I would like to share a test I performed with the PID instruction today.
My red line is my SP. Blue line is PV, green line is OP.
The interesting line is the white line, which is the integral accumulation.
It seems the formula this function uses is:
OP = KP*E + KI * SUM(INT) + KD * dE/dt
or more simply
OP = PROP + INT + DERV
you can see at the start of my test, PROP = 1, INT = 100 (White line) and DERV = 0.
This gives an OP of 101, which gets clipped to 100.
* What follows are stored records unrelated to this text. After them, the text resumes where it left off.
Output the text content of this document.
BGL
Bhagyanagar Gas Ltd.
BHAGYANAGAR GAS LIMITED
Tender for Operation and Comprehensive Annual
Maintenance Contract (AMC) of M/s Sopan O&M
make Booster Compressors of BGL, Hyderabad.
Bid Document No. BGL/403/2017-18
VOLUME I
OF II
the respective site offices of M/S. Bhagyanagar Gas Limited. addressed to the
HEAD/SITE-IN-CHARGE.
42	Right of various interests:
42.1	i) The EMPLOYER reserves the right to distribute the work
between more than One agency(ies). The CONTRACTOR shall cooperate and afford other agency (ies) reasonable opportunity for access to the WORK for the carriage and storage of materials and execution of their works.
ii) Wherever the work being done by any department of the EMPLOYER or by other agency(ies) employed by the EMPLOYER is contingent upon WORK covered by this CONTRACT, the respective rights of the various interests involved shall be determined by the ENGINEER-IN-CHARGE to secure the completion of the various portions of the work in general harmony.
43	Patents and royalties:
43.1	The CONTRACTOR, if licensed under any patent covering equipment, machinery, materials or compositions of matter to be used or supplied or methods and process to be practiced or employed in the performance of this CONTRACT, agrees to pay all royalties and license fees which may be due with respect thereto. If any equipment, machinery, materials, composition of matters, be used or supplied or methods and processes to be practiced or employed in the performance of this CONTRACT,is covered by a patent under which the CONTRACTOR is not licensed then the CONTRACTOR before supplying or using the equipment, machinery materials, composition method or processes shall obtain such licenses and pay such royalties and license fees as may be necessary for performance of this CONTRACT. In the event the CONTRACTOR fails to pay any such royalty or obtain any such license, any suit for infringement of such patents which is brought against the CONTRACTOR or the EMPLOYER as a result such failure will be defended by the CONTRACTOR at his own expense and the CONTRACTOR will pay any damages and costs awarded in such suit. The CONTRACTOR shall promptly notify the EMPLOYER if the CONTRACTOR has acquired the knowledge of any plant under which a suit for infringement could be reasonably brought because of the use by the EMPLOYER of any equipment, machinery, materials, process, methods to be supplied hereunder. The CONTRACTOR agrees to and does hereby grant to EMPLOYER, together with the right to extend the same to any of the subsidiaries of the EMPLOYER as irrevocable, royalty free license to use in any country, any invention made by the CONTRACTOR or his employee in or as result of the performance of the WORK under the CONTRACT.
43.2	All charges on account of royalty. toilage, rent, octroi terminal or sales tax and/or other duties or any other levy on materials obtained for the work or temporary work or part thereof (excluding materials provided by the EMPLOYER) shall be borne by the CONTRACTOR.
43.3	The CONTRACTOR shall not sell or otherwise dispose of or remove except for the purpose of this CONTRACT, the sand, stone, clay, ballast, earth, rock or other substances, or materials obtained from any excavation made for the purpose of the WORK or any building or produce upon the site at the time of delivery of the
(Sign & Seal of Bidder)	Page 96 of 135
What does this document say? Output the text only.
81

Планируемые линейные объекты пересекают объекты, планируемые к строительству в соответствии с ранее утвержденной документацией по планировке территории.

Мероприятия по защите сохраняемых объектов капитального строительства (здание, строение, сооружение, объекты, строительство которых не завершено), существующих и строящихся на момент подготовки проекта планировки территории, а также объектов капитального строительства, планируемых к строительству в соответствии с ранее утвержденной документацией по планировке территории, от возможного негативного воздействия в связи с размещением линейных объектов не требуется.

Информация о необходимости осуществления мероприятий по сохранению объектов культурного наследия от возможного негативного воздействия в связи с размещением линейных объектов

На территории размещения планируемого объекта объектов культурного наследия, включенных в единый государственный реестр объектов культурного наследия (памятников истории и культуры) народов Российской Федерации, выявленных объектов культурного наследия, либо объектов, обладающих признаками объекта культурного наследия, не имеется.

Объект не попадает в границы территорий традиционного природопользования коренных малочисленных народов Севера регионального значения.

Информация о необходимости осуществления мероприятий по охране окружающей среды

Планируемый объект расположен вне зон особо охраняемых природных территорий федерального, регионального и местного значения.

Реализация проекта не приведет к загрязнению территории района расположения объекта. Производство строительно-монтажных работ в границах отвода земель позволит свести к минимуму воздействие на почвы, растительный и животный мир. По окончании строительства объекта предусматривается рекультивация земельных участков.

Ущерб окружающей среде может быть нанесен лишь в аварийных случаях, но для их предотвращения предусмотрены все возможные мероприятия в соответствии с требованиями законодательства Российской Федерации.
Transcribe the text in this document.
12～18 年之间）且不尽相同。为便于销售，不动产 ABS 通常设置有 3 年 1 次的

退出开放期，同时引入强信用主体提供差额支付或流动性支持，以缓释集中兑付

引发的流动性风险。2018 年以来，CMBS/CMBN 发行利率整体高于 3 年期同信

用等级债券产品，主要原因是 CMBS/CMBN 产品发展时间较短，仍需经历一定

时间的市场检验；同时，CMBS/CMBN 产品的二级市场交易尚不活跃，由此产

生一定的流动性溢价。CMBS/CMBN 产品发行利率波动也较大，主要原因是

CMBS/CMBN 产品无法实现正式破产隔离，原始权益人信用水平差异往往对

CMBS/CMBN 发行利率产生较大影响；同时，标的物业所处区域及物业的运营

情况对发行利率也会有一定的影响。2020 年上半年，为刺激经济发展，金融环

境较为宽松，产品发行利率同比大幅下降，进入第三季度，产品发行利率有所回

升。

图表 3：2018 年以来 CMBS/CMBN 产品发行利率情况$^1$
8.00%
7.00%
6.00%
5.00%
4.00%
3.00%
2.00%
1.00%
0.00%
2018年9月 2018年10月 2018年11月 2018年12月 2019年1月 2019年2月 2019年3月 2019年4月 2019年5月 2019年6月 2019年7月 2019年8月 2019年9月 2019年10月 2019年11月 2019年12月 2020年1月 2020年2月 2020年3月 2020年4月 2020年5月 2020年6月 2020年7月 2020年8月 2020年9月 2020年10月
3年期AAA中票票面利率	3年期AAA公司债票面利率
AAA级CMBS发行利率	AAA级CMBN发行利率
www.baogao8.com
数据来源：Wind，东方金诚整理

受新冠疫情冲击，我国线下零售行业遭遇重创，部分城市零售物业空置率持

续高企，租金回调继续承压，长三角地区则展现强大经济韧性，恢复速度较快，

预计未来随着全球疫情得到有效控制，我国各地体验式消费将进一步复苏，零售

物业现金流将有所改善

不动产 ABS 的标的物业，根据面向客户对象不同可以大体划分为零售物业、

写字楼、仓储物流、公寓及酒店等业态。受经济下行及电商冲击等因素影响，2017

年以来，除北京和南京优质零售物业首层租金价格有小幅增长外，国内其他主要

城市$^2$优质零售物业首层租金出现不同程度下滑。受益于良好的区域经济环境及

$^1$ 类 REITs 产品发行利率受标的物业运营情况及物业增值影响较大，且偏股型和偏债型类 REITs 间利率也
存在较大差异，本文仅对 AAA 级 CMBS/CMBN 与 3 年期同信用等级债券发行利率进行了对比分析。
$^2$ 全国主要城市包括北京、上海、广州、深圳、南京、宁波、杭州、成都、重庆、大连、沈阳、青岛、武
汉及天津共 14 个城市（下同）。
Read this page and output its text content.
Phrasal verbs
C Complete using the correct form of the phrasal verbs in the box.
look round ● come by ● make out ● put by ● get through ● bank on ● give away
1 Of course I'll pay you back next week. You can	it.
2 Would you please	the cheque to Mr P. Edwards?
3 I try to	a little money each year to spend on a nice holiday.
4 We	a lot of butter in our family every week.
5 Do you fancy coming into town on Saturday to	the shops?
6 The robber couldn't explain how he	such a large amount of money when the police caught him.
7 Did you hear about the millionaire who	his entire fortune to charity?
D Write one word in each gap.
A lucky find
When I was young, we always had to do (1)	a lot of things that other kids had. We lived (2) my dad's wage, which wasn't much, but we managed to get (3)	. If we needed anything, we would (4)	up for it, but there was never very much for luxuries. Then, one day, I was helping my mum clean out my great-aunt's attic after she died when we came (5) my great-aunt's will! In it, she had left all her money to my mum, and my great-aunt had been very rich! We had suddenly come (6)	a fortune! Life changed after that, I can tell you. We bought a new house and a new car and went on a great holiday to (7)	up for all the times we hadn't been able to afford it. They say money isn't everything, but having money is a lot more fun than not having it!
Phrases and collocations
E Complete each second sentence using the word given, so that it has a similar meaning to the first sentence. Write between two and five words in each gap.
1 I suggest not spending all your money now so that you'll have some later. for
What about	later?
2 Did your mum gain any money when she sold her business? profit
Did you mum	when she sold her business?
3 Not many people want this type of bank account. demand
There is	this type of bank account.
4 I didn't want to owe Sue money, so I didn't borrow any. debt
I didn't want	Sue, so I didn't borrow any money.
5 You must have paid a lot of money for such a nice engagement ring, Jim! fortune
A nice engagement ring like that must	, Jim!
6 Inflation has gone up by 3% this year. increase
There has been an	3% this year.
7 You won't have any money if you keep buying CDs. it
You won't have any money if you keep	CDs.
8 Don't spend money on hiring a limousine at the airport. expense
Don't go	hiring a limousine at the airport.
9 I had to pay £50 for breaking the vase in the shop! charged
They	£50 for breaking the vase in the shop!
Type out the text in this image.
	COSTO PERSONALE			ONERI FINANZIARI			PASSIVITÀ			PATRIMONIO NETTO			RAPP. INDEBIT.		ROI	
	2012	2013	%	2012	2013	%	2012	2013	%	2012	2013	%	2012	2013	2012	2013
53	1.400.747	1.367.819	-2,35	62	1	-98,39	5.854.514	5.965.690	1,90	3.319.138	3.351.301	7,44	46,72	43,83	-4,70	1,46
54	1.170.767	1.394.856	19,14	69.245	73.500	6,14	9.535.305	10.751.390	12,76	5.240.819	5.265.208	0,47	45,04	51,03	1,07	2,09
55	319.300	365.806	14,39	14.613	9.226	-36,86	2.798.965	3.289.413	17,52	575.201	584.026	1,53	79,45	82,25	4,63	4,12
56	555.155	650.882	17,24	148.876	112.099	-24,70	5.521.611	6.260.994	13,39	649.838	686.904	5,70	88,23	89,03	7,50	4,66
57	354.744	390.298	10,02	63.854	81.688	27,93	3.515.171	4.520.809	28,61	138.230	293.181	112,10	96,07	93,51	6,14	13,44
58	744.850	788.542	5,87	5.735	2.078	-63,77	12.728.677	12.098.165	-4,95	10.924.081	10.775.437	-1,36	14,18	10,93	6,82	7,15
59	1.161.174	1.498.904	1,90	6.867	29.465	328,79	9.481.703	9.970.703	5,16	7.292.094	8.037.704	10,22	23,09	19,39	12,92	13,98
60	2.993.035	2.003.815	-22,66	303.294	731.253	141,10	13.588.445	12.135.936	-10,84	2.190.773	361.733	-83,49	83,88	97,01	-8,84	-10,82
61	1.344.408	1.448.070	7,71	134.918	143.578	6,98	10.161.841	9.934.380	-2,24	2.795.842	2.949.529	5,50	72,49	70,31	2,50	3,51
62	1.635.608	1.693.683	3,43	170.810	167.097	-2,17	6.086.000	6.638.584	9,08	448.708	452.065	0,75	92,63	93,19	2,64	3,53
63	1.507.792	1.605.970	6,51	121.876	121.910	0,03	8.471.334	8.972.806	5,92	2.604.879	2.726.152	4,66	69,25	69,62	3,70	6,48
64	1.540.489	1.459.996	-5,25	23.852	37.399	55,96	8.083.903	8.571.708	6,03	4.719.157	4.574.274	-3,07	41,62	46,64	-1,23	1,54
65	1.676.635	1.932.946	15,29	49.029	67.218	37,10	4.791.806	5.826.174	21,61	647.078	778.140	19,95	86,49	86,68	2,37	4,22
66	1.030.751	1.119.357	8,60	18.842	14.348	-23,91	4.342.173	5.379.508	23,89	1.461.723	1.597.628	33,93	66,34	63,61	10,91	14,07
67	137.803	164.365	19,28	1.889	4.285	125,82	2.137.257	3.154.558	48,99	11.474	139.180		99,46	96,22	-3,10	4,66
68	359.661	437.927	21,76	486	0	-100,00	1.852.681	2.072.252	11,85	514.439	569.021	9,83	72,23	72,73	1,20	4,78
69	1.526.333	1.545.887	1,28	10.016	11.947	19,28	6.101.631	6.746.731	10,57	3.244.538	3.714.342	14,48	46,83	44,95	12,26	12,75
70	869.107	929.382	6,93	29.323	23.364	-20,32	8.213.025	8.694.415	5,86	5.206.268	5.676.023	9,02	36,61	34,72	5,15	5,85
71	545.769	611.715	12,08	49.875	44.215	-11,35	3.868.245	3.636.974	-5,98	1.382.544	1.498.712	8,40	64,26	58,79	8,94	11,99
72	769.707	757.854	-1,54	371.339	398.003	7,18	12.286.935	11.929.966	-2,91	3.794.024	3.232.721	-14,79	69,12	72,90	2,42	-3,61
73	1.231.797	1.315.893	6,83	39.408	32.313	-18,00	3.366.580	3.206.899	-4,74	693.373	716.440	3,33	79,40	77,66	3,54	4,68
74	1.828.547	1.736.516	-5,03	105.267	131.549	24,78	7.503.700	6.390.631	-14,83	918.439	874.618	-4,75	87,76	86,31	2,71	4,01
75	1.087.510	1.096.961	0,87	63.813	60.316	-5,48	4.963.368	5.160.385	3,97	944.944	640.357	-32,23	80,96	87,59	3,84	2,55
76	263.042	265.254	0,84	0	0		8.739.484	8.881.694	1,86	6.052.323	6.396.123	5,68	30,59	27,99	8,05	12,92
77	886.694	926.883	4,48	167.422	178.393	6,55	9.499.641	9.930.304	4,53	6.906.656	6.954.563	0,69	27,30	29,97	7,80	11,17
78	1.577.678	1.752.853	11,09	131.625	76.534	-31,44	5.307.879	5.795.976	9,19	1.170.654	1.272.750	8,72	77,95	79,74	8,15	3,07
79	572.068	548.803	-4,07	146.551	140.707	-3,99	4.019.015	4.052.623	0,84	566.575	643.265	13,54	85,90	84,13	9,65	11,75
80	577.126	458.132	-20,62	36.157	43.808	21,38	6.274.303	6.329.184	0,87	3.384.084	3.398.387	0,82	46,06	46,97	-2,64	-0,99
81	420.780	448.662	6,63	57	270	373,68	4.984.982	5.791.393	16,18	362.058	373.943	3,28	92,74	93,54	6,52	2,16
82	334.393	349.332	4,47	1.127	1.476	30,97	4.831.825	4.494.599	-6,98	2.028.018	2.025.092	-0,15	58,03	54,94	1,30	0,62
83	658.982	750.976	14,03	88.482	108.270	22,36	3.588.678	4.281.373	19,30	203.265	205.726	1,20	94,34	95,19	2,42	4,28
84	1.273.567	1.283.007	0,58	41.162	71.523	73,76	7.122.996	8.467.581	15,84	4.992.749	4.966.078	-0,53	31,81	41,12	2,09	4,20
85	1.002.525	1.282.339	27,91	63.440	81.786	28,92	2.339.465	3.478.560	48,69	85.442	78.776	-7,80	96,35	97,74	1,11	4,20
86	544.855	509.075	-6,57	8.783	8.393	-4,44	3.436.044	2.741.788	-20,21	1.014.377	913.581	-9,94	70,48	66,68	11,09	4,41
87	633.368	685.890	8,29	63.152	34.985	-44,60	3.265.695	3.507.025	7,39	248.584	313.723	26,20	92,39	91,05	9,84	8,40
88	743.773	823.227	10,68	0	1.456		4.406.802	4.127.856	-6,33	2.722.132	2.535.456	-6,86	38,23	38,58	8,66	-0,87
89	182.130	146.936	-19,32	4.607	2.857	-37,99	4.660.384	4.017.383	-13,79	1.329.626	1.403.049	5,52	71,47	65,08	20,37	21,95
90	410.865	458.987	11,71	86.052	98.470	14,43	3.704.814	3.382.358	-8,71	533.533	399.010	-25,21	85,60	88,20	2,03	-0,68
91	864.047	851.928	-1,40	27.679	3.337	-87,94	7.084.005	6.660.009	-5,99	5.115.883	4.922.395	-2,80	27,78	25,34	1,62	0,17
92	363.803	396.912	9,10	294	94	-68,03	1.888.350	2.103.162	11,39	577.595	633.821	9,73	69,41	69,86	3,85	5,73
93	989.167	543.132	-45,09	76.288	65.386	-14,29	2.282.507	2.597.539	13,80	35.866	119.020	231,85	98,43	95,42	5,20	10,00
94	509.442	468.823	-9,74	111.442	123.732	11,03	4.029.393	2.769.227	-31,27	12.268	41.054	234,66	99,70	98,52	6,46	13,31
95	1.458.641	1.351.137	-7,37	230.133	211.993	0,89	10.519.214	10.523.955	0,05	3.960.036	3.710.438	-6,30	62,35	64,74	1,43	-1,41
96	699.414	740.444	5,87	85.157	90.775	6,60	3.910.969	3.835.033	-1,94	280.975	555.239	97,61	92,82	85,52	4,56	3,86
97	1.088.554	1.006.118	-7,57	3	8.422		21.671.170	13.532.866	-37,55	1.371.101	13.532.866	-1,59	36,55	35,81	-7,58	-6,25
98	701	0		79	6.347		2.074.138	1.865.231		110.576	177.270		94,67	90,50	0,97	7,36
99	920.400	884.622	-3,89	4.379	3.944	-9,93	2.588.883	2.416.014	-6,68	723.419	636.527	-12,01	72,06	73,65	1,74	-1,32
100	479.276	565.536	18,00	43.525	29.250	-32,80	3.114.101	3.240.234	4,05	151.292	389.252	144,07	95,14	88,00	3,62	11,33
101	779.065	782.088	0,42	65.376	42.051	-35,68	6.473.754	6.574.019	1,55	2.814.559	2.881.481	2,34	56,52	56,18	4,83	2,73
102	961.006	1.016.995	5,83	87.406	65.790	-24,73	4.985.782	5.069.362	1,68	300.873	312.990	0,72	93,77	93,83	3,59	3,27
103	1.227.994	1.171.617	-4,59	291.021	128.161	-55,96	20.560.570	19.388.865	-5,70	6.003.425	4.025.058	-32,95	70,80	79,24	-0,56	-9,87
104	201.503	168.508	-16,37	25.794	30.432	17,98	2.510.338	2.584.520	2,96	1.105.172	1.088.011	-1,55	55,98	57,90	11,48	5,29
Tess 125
I then increase my error to -20, and my output decreases until it hits 0.
OP = -20 + 20 + 0 = 0
I then increase my PV to 200, then 300.
OP = -220 + 20 + 0 = -200, which gets clipped to zero.
I then decrease my PV by 100, which temporarily makes:
OP = -120 + 20 + 100/0.1 = 900, which gets clipped to 100.
The integral is allowed to wind up in the next scan, as it is no longer on a low limit.
OP = -120 - 27 + 0 = -147 which gets clipped to zero.
I then slowly decrease my error towards the SP. When I reach 80,
OP = 0 - 39 + 0 = -39, which is still clipped to zero.
When my PV goes below my SP, the integral starts winding back to zero, and it is 20 seconds before it reaches zero, and my CV can start changing.
In summary, the integral is allowed to wind up when the derivative is high enough, but doesn't then unwind itself when the derivative drops. This is potential for concern. I'd almost raise a bug with Rockwell, but the answer will probably be to use the PIDE.